Using the TVM Calculation, we can determine that the Present Value of the example above is $19,963.55. This income stream is worth $19,963.55 in today’s dollars.**Determine How Long You Have to Save – Solve for N**How long will you have to save in order to have $350,000, considering that you currently have $50,000, and are investing an extra $500 at the beginning of every month, with an assumed rate-of-return of 4%, compounded monthly?

Present ValuePV

$50,000

Annual Nominal Interest Rate

I/Y

4% or 0.04 (compounded monthly)

Amount of Periodic Payment

PMT

$500 (saved at the beginning of every month)

Future Value

FV

$350,000

__Solve for Time (N):__

Using the TVM Calculation, we can determine that the Number of Compounding Periods of the example above is 274.9 months, which divided by 12, gives us 22.91 years**Determine Interest Rate Needed for Savings Plan – Solve for I/Y**What rate-of-return (interest rate) will you need to save up for a down payment on a property if you already have $75,000 ready to invest, are saving an additional $700 at the beginning of every month, for the next 8 years. You will need a total of $225,000 for your down payment.

Present ValuePV

$75,000

Number of Compounding Periods

N

96 months (8 years x 12)

Amount of Periodic Payment

PMT

$700 (saved at the beginning of every month)

Future Value

FV

$225,000

__Solve for Interest Rate (I/Y):__

Using the TVM Calculation, we can determine that the required Rate-of-Return (or Interest Rate) is 7.25% per year, compounded monthly.**Determine Loan Payment Amount – Solve for PMT**As a means to purchase a car worth $25,000, you decide to get a bank loan. The loan offers an interest rate of 4.2% per year, compounded monthly. Your loan agreement states that you will need to pay off the loan in 6 years’ time, at which point you will no longer owe any more money.
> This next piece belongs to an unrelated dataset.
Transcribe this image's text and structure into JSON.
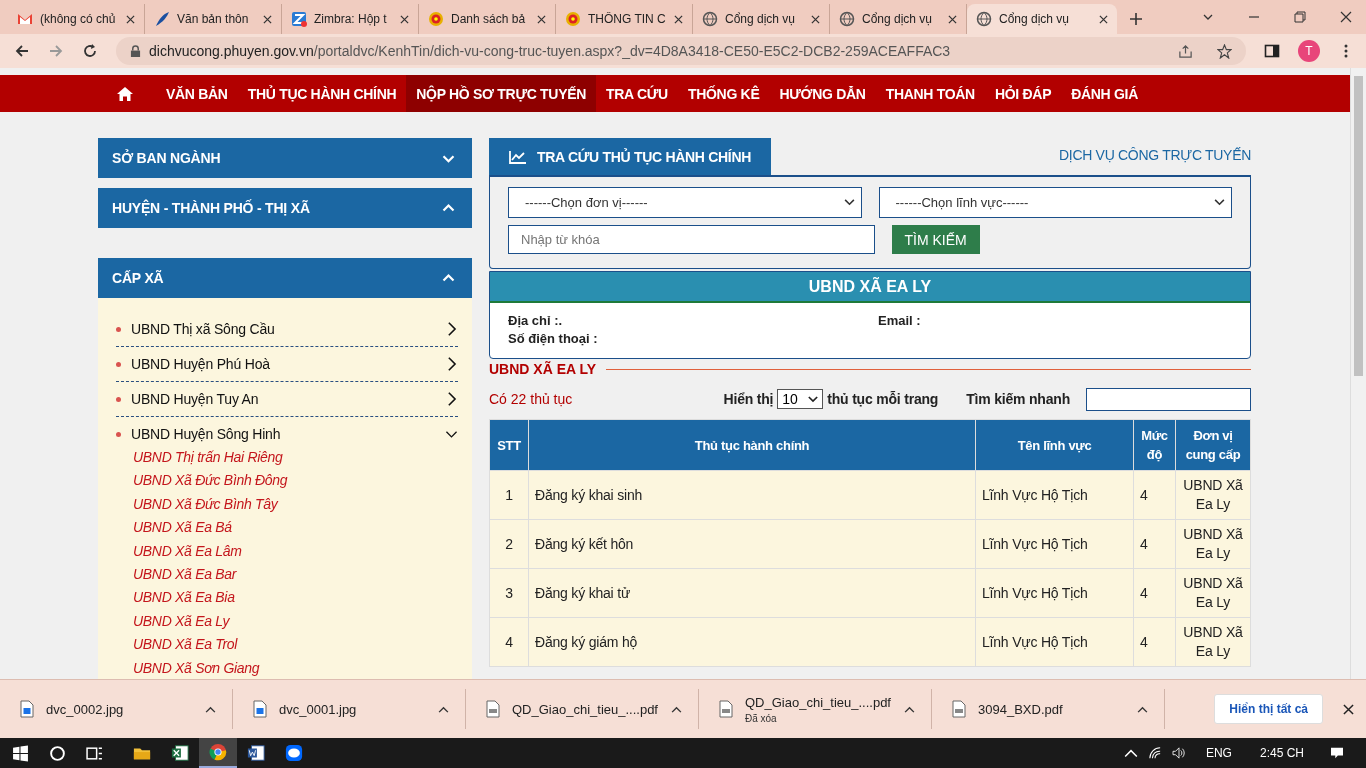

What is the monthly payment you will need to make in order to satisfy the terms of this loan?

Present ValuePV

-$25,000

Number of Compounding Periods

N

72 months (6 years x 12)

Annual Nominal Interest Rate

I/Y

4.2% or 0.042 (compounded monthly)

Future Value

FV

$0 (Loan is fully paid off at end of term)

__Solve for Periodic Payment (PMT):__

Using the TVM Calculation, we can determine that you will have to make a Monthly Loan Payment of $392.04, at the beginning of every month.**Determine the FV of a Periodic Savings Plan – Solve for FV**You are looking to retire in 7 years. You have already saved $337,000 over the course of your working years, but you will also be making $10,000 lump-sum deposits to your retirement account at the beginning of every year. The investments that you are holding will produce a Rate-of-Return of 5.5% during this time. How much money will you have in your account when you retire?

Present ValuePV

$337,000

Number of Compounding Periods

N

7 Years

Annual Nominal Interest Rate

I/Y

5.5% or 0.055 (compounded annually)

Amount of Periodic Payment

PMT

$10,000 (at the beginning of every year)

__Solve for Future Value (FV):__

Using the TVM Calculation, at the end of the 7 years, you will have $577,442.61 in your retirement account.

**Summary**

As you can see from the examples, the TVM Calculations can offer you much support when building a framework behind your financial planning, help you weigh options regarding money, and identify whether goals and objectives are fitting for you based on your situation and financial circumstances.

Obviously, these calculations rely on making assumptions, and as we know, only some of our financial situations are established with pre-determined and guaranteed terms (like those of a loan). For others, such as retirement savings, the actual results could vary depending on factors such as a varying rate-of-return (or interest rate) or changes to your monthly savings. In these circumstances, the TVM Calculations act as an initial framework, but must be revised and recalculated periodically to ensure that you remain on track to accomplish your goals and objectives. Due to this, the TVM only makes up a portion of the work that is done by a financial planner. It is a tool that can be used but should only be one factor that influences an individual’s financial decisions.

Meeting with a financial planning professional may seem daunting as much of what you might discuss may not be familiar topics for you. We hope this Unit on the Time Value of Money has provided you with the confidence to deal with any financial planning requirements that you may have been delaying.